Siptu has called for a 12% pay rise for workers in the sector over a three year period

The Construction Industry Federation has said the sector could not afford any further increases in labour costs.

The construction industry has rejected demands from its workers for a 12 per cent pay increase over three years, pointing to the dangers Brexit will pose for the sector, as well as the risk that pay rises would push up house prices.

Siptu sector organiser John Regan confirmed on Monday that the union’s members are pursuing the increase as part of a process in establishing a new framework covering rates of pay, sick pay, and pensions across the sector.

Other improvements being sought include a one-hour daily travelling allowance for every worker.

“This claim is in line with other growing and profitable sectors in our economy,” said Mr Regan. “At a time of huge profits in the sector our members justifiably feel that they deserve their share in the substantial gains being made by employers.

“Instead, what we are seeing are attempts by employers to cap the entry level wage for construction workers at €28,000. This is unacceptable. There must be progress on wages if the construction industry is to keep up with demand.”

In its submission to the Workplace Relations Commission, the Construction Industry Federation said the sector could not afford any further increases in labour costs.

“An increase in labour costs would add to the cost of construction for a house builder,” it said.

“This in turn would result in an increase in the cost of the house to the purchaser.
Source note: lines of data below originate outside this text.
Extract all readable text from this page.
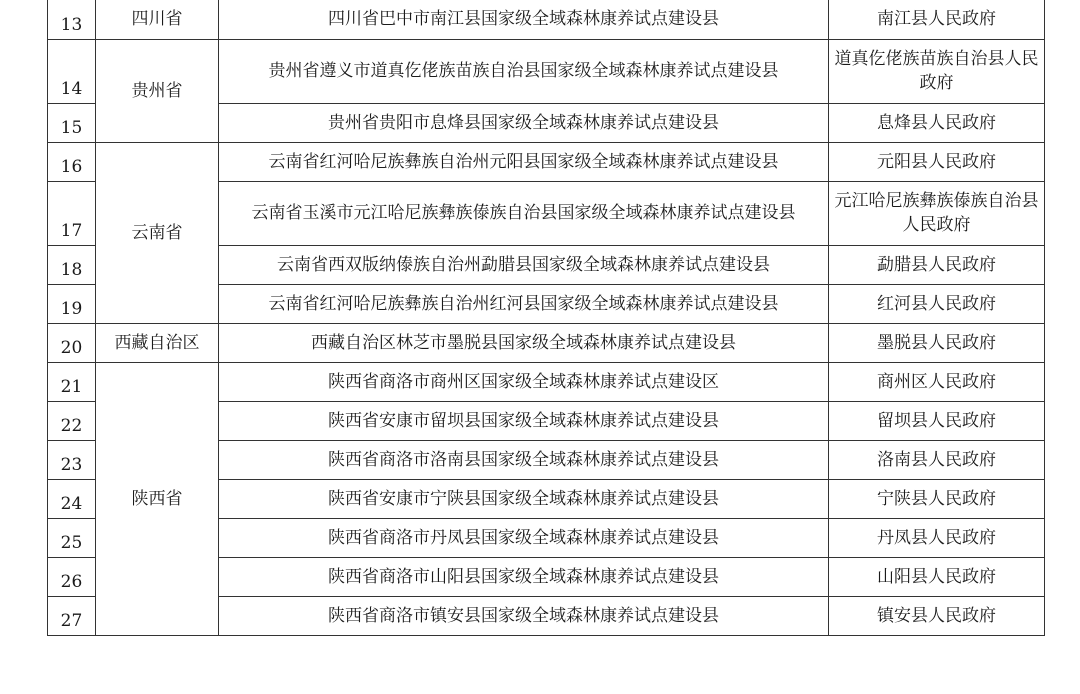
13	四川省	四川省巴中市南江县国家级全域森林康养试点建设县	南江县人民政府
14	贵州省	贵州省遵义市道真仡佬族苗族自治县国家级全域森林康养试点建设县	道真仡佬族苗族自治县人民政府
15		贵州省贵阳市息烽县国家级全域森林康养试点建设县	息烽县人民政府
16	云南省	云南省红河哈尼族彝族自治州元阳县国家级全域森林康养试点建设县	元阳县人民政府
17		云南省玉溪市元江哈尼族彝族傣族自治县国家级全域森林康养试点建设县	元江哈尼族彝族傣族自治县人民政府
18		云南省西双版纳傣族自治州勐腊县国家级全域森林康养试点建设县	勐腊县人民政府
19		云南省红河哈尼族彝族自治州红河县国家级全域森林康养试点建设县	红河县人民政府
20	西藏自治区	西藏自治区林芝市墨脱县国家级全域森林康养试点建设县	墨脱县人民政府
21	陕西省	陕西省商洛市商州区国家级全域森林康养试点建设区	商州区人民政府
22		陕西省安康市留坝县国家级全域森林康养试点建设县	留坝县人民政府
23		陕西省商洛市洛南县国家级全域森林康养试点建设县	洛南县人民政府
24		陕西省安康市宁陕县国家级全域森林康养试点建设县	宁陕县人民政府
25		陕西省商洛市丹凤县国家级全域森林康养试点建设县	丹凤县人民政府
26		陕西省商洛市山阳县国家级全域森林康养试点建设县	山阳县人民政府
27		陕西省商洛市镇安县国家级全域森林康养试点建设县	镇安县人民政府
Driving up the cost of housing at this time would only serve to exacerbate the current housing crisis.”

Furthermore, the submission highlighted Brexit and said the industry was heavily reliant on the UK for both the import of materials and the export of services.

“There will be significant cost implications for construction should the UK follow a disorderly Brexit,” it said. “The construction sector could see a decline in output of five percentage points from its baseline following a disorderly/no-deal Brexit scenario.”
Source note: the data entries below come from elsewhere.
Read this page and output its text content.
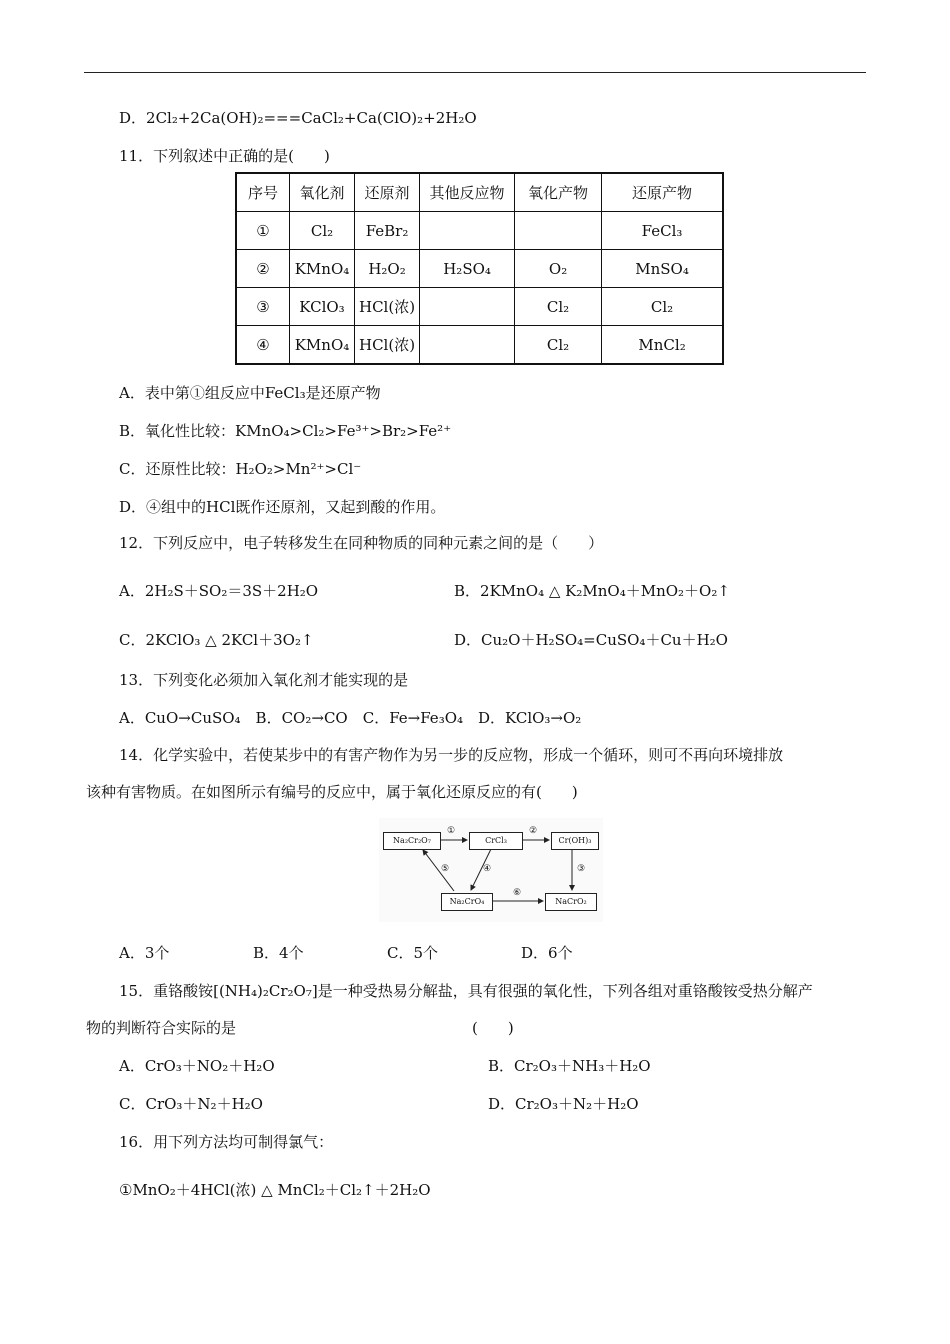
D．2Cl₂+2Ca(OH)₂===CaCl₂+Ca(ClO)₂+2H₂O
11．下列叙述中正确的是(　　)
序号	氧化剂	还原剂	其他反应物	氧化产物	还原产物
①	Cl₂	FeBr₂			FeCl₃
②	KMnO₄	H₂O₂	H₂SO₄	O₂	MnSO₄
③	KClO₃	HCl(浓)		Cl₂	Cl₂
④	KMnO₄	HCl(浓)		Cl₂	MnCl₂
A．表中第①组反应中FeCl₃是还原产物
B．氧化性比较：KMnO₄>Cl₂>Fe³⁺>Br₂>Fe²⁺
C．还原性比较：H₂O₂>Mn²⁺>Cl⁻
D．④组中的HCl既作还原剂，又起到酸的作用。
12．下列反应中，电子转移发生在同种物质的同种元素之间的是（　　）
A．2H₂S＋SO₂＝3S＋2H₂O	B．2KMnO₄ △ K₂MnO₄＋MnO₂＋O₂↑
C．2KClO₃ △ 2KCl＋3O₂↑	D．Cu₂O＋H₂SO₄=CuSO₄＋Cu＋H₂O
13．下列变化必须加入氧化剂才能实现的是
A．CuO→CuSO₄　B．CO₂→CO　C．Fe→Fe₃O₄　D．KClO₃→O₂
14．化学实验中，若使某步中的有害产物作为另一步的反应物，形成一个循环，则可不再向环境排放
该种有害物质。在如图所示有编号的反应中，属于氧化还原反应的有(　　)
Na₂Cr₂O₇	CrCl₃	Cr(OH)₃
Na₂CrO₄	NaCrO₂
①	②
③
④
⑤
⑥
A．3个	B．4个	C．5个	D．6个
15．重铬酸铵[(NH₄)₂Cr₂O₇]是一种受热易分解盐，具有很强的氧化性，下列各组对重铬酸铵受热分解产
物的判断符合实际的是	(　　)
A．CrO₃＋NO₂＋H₂O	B．Cr₂O₃＋NH₃＋H₂O
C．CrO₃＋N₂＋H₂O	D．Cr₂O₃＋N₂＋H₂O
16．用下列方法均可制得氯气：
①MnO₂＋4HCl(浓) △ MnCl₂＋Cl₂↑＋2H₂O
The submission rejected the call for pay increases, and claimed “no other sector of the economy is obliged to pay a travelling allowance”.

It also called for overtime to be removed from its current heading of “unsocial hours worked” and be provided for under the heading of “overtime”. It said “no provision for unsocial hours worked is required”.

In addition, contributions towards pensions, sick pay and death-in-service “should remain unchanged”. Provision should, however, be made to provide for daily contributions, it said.